Butter Chicken Curry Kit Recipe (With Video)

When it comes to British Indian takeaway, Butter Chicken is the undisputed star of the menu. Known for its rich, creamy sauce and tender pieces of chicken, this iconic dish is beloved for its irresistible combination of flavours. Whether you’re a fan of fiery curries or prefer something milder, butter chicken hits the sweet spot, offering a luscious, mildly spiced experience that has won over curry lovers across the UK.

In British Indian takeaway culture, butter chicken is often the go-to dish for both curry aficionados and first-time curry eaters alike. Its smooth, luxurious sauce makes it a perfect choice for mopping up with a warm naan bread. It’s mild enough for those who shy away from heat, yet still full of depth for those who crave authentic Indian spices.

The Butter Chicken Curry Kit will allow you to create a restaurant quality dish at home that focusses on convenience but doesn’t compromise on quality.

Key Points

  • If you don’t want to use tikka, you can replace this with plain cooked chicken. If you need a super simple Chicken Tikka marinade, check out our webstore.
  • Cream can be substituted like for like with a dairy free cream alternative.
  • Do not use any less oil than advised in the recipe and do no use lower calorie alternatives like fry light. Doing either of these will mean the spices will burn, taste bitter and completely ruin the dish.
  • If you prefer a drier curry, use slightly less stock.
  • Suitable for freezer storage for up to 6 months.

Butter Chicken Curry Kit Recipe

Prep Time 5 mins
Cook Time 17 mins
Servings 3

Ingredients
  

  • 15-20 cooked chicken beef, lamb or paneer pieces
  • 2 tbsp vegetable oil
  • 1 cinnamon stick
  • 1 tbsp ghee or unsalted butter
  • 300 ml chicken or vegetable stock
  • 300 g passata
  • 150 ml single cream
  • Bunch of fresh coriander

Instructions
 

  • Cook your meat/paneer of choice.

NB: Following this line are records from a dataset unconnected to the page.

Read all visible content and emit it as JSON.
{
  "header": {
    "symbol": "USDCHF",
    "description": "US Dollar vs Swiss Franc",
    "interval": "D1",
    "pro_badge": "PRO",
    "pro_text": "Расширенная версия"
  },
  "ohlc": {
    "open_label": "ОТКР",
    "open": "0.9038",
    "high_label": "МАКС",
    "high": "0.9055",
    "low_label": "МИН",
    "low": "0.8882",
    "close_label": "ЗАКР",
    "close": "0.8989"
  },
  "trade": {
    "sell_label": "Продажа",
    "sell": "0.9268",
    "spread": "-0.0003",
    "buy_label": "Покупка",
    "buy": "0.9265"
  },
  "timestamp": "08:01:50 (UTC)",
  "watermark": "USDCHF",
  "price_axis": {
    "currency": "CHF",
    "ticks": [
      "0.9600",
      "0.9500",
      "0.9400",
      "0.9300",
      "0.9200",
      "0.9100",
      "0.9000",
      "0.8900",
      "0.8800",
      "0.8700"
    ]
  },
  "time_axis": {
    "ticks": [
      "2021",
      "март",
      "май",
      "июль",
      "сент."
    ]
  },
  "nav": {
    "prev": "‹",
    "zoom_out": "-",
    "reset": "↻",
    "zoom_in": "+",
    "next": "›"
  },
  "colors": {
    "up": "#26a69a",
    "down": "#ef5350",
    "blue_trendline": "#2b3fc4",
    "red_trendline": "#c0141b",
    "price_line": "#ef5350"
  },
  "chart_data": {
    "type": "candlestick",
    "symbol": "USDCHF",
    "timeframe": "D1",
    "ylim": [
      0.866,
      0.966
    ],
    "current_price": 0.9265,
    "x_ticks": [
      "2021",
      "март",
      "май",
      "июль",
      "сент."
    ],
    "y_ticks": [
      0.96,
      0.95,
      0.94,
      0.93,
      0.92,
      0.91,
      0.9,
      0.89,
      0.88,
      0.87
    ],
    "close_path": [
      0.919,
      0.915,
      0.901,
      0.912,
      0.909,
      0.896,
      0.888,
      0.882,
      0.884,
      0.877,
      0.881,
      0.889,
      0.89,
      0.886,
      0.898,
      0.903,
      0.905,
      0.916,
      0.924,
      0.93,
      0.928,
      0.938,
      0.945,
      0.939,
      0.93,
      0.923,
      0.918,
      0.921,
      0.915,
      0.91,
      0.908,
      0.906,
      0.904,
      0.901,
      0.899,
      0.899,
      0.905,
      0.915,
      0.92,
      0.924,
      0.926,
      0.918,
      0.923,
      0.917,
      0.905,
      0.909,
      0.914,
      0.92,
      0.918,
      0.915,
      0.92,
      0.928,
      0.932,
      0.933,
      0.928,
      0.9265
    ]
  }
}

I always recommend chicken tikka using my tikka spice blend, for this dish.
  • Combine 60g (approx 8 tbsp) of the curry kit and 200ml of hot water. Leave to sit for 4 minutes so that the mix can soak up the water.
  • Add 2 tbsp vegetable oil and a stick of cinnamon into the pan on a medium-low heat and cook for 2 minutes – this will infuse the oil. Then remove.
  • Add the mix and cook for 3 minutes, stirring frequently.
  • Add 300ml of chicken or vegetable stock and cook for 3 minutes, continuing to stir frequently.
  • Add 300g of passata, 1 tbsp of ghee or unsalted butter and cook on a medium heat for 5 minutes, cover, stirring occasionally.
  • Add cooked meat or paneer (chicken tikka is best), and 150ml of single cream, cover and cook on a low heat for 4 minutes, stirring frequently until the sauce thickens.
  • Serve with a chopped coriander and cream swirl garnish.